ばれいしょでん粉は、ヨーロッパが最大の生産地域となっており、2010年の生産量は126万トンと、世界全体(160万トン、前年比6.6%増)の約3/4を占めている。次いで、アジアの28万トン、北アメリカの6万トンとなった。
2010年のヨーロッパにおけるばれいしょの単収は例年を約2割下回る水準となり、タピオカでん粉の供給減と相まって、ばれいしょでん粉価格は高騰することとなった。2011年は、多雨による塊茎数の減少なども報告されているものの、概ね平年並みの単収が見込まれている。
ヨーロッパ産ばれいしょでん粉は、約3割がアジア向けに輸出される。中でも、中国向けの輸出量は、中国国内でのばれいしょでん粉の減産が響き、2010年に11万5000トンと前年(5万7000トン)から倍増した。中国政府は、国内のばれいしょでん粉産業を保護するため、2011年5月からEU産ばれいしょでん粉に対して相殺関税措置をとっている。

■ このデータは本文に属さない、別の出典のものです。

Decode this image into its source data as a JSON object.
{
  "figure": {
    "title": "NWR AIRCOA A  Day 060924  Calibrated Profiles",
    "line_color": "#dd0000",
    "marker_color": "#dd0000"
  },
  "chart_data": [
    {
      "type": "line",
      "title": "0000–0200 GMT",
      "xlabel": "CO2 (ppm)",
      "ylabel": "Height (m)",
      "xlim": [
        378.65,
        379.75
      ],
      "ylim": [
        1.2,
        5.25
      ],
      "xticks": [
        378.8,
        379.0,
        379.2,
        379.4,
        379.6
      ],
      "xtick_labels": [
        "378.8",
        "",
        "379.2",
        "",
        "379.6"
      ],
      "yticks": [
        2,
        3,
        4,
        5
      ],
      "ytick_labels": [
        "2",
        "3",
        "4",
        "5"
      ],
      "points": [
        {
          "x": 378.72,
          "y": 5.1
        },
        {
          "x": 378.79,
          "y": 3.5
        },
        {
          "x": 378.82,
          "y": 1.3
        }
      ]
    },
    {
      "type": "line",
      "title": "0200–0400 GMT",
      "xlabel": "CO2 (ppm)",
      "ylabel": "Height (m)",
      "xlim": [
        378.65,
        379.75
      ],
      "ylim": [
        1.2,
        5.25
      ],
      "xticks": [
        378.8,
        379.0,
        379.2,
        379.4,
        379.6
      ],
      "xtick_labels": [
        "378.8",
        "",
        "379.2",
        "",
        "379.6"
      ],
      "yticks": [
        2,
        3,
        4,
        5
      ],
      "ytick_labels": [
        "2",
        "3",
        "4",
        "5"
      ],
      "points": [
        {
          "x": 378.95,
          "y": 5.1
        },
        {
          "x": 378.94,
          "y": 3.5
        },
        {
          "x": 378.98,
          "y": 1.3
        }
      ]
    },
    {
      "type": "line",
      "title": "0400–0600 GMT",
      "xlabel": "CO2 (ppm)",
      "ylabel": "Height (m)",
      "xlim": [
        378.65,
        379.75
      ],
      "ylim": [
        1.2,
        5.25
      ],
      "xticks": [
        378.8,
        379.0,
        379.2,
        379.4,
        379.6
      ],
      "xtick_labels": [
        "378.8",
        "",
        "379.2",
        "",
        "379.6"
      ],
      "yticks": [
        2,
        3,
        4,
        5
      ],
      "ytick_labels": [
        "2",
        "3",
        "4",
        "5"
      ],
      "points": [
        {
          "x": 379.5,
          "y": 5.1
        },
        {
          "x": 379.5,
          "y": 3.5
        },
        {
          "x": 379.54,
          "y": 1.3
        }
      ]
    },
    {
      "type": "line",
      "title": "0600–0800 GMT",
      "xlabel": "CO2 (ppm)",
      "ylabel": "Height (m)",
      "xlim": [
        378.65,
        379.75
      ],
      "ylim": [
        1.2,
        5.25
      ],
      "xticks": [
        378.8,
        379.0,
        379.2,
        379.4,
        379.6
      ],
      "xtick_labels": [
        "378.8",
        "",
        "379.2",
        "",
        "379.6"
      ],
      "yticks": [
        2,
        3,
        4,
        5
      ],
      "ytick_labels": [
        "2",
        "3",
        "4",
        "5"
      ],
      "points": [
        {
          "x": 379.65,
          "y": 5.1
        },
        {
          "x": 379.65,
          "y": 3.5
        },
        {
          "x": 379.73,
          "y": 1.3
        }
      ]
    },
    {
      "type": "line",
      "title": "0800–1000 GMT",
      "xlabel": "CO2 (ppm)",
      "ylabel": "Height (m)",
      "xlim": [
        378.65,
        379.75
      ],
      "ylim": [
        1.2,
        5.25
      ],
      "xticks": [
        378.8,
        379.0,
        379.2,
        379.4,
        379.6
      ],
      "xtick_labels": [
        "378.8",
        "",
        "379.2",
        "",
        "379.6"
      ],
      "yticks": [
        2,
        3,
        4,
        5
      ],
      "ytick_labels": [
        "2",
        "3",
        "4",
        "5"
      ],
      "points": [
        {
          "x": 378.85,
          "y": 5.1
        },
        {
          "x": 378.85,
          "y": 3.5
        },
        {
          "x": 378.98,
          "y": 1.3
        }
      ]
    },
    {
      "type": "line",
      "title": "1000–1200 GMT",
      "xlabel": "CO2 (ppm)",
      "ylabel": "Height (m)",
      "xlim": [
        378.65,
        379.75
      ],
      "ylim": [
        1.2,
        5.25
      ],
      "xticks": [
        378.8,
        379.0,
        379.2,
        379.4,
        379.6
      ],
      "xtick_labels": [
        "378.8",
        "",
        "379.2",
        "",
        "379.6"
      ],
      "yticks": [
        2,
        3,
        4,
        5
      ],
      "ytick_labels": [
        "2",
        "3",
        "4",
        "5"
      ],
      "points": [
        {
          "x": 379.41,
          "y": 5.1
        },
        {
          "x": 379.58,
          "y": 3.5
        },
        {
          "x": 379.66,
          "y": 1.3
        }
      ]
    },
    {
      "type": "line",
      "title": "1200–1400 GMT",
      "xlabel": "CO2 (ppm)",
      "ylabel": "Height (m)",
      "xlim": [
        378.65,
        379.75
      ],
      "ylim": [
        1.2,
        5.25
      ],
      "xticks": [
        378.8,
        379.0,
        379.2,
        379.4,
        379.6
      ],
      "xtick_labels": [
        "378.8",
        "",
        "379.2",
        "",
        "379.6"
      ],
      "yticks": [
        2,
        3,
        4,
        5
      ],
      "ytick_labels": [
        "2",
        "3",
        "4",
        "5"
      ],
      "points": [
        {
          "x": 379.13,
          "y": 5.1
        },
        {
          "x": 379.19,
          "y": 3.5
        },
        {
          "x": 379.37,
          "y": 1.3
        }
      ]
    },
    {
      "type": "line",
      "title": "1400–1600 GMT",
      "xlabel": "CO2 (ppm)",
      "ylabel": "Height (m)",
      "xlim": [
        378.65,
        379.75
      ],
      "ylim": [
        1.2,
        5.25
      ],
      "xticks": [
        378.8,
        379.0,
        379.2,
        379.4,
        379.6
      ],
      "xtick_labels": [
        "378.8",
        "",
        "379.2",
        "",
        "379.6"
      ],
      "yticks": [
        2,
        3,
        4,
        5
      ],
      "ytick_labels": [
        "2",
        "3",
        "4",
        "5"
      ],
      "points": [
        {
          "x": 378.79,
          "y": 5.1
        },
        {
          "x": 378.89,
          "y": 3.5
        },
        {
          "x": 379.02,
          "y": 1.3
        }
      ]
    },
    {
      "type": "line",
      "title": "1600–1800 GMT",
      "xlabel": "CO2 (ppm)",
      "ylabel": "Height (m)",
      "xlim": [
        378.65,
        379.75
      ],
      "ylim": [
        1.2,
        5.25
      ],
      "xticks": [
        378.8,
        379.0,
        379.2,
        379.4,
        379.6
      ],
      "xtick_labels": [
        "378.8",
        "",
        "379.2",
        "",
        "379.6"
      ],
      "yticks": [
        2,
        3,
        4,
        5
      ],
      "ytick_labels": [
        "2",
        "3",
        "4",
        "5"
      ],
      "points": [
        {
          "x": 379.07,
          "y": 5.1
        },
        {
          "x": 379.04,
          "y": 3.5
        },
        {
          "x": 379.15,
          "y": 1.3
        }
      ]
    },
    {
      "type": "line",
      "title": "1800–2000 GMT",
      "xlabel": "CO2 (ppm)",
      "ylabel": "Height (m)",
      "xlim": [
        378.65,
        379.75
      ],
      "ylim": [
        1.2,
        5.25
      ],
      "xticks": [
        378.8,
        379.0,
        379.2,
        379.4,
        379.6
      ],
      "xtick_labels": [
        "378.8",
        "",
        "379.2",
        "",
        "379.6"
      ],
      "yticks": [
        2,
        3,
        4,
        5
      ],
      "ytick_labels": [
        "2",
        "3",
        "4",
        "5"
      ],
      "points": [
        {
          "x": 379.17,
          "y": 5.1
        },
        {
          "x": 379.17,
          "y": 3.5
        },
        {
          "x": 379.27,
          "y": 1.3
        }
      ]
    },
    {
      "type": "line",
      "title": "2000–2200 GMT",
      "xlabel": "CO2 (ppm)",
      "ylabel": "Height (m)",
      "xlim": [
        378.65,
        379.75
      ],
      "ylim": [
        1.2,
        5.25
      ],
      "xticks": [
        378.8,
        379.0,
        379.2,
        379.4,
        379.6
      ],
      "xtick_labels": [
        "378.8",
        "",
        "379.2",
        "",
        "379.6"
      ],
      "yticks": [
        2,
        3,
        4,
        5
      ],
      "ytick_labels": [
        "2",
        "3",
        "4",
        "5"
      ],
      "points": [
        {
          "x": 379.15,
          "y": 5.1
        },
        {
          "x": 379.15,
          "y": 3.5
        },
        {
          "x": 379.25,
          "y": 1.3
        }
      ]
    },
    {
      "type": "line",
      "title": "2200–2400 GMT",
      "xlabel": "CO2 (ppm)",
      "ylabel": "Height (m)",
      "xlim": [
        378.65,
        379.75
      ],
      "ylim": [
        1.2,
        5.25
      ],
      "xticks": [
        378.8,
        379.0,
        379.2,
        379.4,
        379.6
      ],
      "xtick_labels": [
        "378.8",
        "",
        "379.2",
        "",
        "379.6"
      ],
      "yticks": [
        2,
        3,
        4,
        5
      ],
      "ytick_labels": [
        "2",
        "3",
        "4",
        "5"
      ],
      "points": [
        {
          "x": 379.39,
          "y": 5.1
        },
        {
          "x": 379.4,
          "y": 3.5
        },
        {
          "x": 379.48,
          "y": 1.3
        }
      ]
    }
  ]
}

2010年の消費量は、ヨーロッパが71万トンと最も多いものの、アジアも68万トンとほぼ同量で続き、次いで北アメリカの16万トンとなっている。今後の消費量の見通しについては、2012年にはアジアがヨーロッパを抜いて最大の消費地域になると見込まれる。2015年にはアジアの消費量は、2010年比23.7%増の84万トンに増加、ヨーロッパは同6.8%増の76万トンになると予測される。
また、今後のばれいしょでん粉需給において注目されるのが、EUにおける政策見直しによる業界への影響である。すでに生産払戻金(域内産穀物利用に対する補助金)は廃止され、輸出補助金も交付がないが、2012年度(7月〜翌6月)以降は、生産割当制度やでん粉原料用ばれいしょの最低保証価格制度などが廃止されることとなっている。このため、2012年度以降のEUのばれいしょでん粉供給の見通しについては不透明である。業界は安定的な販売先確保のため、域内向け、特にばれいしょでん粉を評価している製紙および食品向けに傾注力していくとみられる。
なお、EUのばれいしょでん粉政策の詳細に関しては、2010年9月号「
EUのでん粉をめぐる状況」を参照されたい。